Но едва семейство оправилось от скарлатины и болезни горла, навалился коклюш. Оба мальчика захворали, и Карин Бергман, чья беременность давно уже не подлежала сомнению, подозревала, что тоже вот-вот заболеет. Ее врач опасался преждевременных родов, и супруги Бергман поехали в Упсалу, чтобы находиться возле Университетской больницы, а заодно отдохнуть дома у Анны Окерблум. По словам Эрика Бергмана, им было “хорошо всем вместе” в жарком, по-летнему тихом архиепископском и университетском городе. Неизменно присутствовавший в таких обстоятельствах профессор Юсефсон успокоил Карин. Роды произойдут в положенное время, обещал он, “не раньше, чем я говорил”.
Двадцать второго августа 1922 года Карин Бергман родила дочку и в своей сдержанной манере записала в дневнике: “Карин Анн Маргарета род. 22.8.22. См. пс. 619 “Господь любови к детям полн”.
Эрик Бергман не помнил себя от радости. Никогда он не был так счастлив, как в тот миг, когда акушерка сообщила, что родилась девочка. “Мне казалось, эта крошка – мое безмерное богатство”, – пишет он в автобиографии.
По возвращении в Стокгольм он буквально не оставлял малышку в покое. То и дело заходил, смотрел на дочку, лежавшую в корзине, даже забирал корзину в кабинет, чтобы ребенок был рядом, когда он работал.
Я без спросу вынимал тебя из корзины, носил на руках. Помню, иду иной раз по улице, а сердце ликует от счастья, что у меня есть ты, мама ругала меня, ссорилась со мной, но все без толку. Я безгранично любил свою маленькую дочку.
Тоска Эрика Бергмана по любви и самоутверждению ставила его в весьма подчиненное положение. Уже несколько лет назад брак дал глубокую трещину, и зимой 1916 года усталая, вымотанная Карин Бергман уехала в Лександ, в Корстеппанский пансион, чтобы набраться сил. Письма мужа к ней полны отчаяния.
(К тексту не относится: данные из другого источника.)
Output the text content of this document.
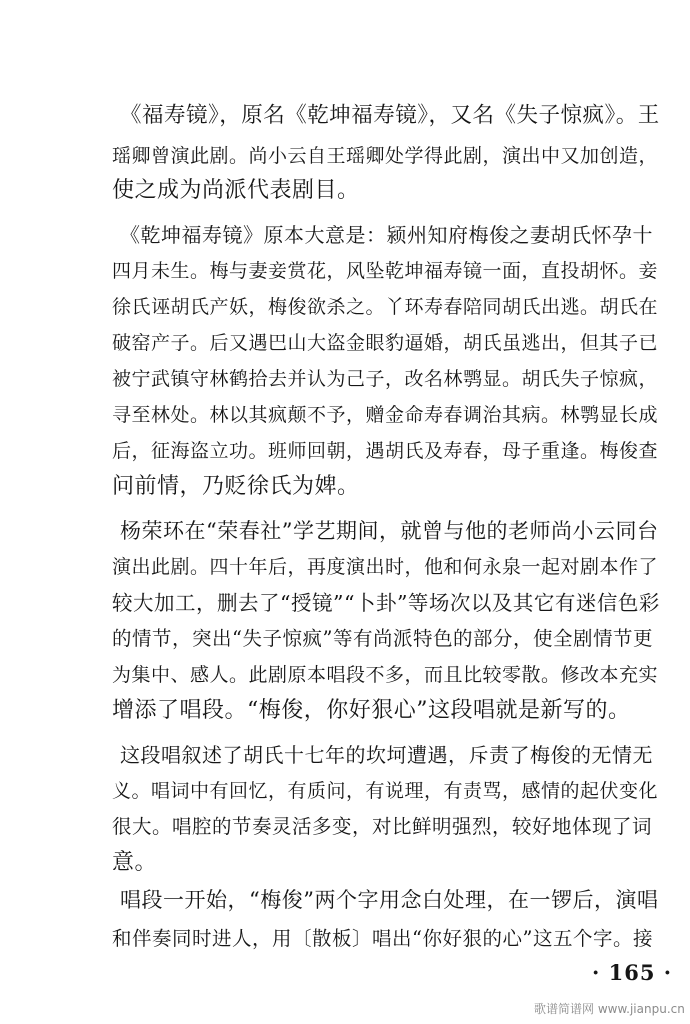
《福寿镜》，原名《乾坤福寿镜》，又名《失子惊疯》。王
瑶卿曾演此剧。尚小云自王瑶卿处学得此剧，演出中又加创造，
使之成为尚派代表剧目。
《乾坤福寿镜》原本大意是：颍州知府梅俊之妻胡氏怀孕十
四月未生。梅与妻妾赏花，风坠乾坤福寿镜一面，直投胡怀。妾
徐氏诬胡氏产妖，梅俊欲杀之。丫环寿春陪同胡氏出逃。胡氏在
破窑产子。后又遇巴山大盗金眼豹逼婚，胡氏虽逃出，但其子已
被宁武镇守林鹤拾去并认为己子，改名林鹗显。胡氏失子惊疯，
寻至林处。林以其疯颠不予，赠金命寿春调治其病。林鹗显长成
后，征海盗立功。班师回朝，遇胡氏及寿春，母子重逢。梅俊查
问前情，乃贬徐氏为婢。
杨荣环在“荣春社”学艺期间，就曾与他的老师尚小云同台
演出此剧。四十年后，再度演出时，他和何永泉一起对剧本作了
较大加工，删去了“授镜”“卜卦”等场次以及其它有迷信色彩
的情节，突出“失子惊疯”等有尚派特色的部分，使全剧情节更
为集中、感人。此剧原本唱段不多，而且比较零散。修改本充实
增添了唱段。“梅俊，你好狠心”这段唱就是新写的。
这段唱叙述了胡氏十七年的坎坷遭遇，斥责了梅俊的无情无
义。唱词中有回忆，有质问，有说理，有责骂，感情的起伏变化
很大。唱腔的节奏灵活多变，对比鲜明强烈，较好地体现了词
意。
唱段一开始，“梅俊”两个字用念白处理，在一锣后，演唱
和伴奏同时进人，用〔散板〕唱出“你好狠的心”这五个字。接
· 165 ·
歌谱简谱网 www.jianpu.cn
Он завидовал ее широкому кругу общения, ведь его собственный ограничивался Карин и Дагом. Пастор был одинок.
Я бесконечно страдал в то время, так как чувствовал, что между нами словно бы выросла огромная стена. Да, до чего же трудно выразить чувства словами. Могу сказать только, что вечером, лежа в постели, не раз мечтал проснуться не на шутку больным, чтобы ты пришла ко мне и я ощутил твою нежность и любовь, как минувшей весной.
Но остальные не разделяли Эриков восторг. Ведь теперь в семье было трое детей, нуждавшихся в родительском внимании. За четыре года Даг привык, что оно безраздельно принадлежит ему. Отец считал его своеобразным, поскольку этот ребенок называл анютины глазки в форсбаккском саду “маменькины глазки”, а в церкви во время проповеди мог громко сказать: “По-моему, теперь папеньке пора заканчивать”. В одном из писем к матери Карин Бергман сообщила, как муж подучил сынишку подходить к ней и говорить: “Милая маменька, Даг хочет маленькую сестренку!”, и обычно она отвечала, что не понимает, о чем он просит. “Ведь Дагу будет нелегко усвоить, что он не один. […] Он крайне ревниво относится ко всему своему, особенно к матери. Просто беда, когда ему нельзя быть с “милой мамой”.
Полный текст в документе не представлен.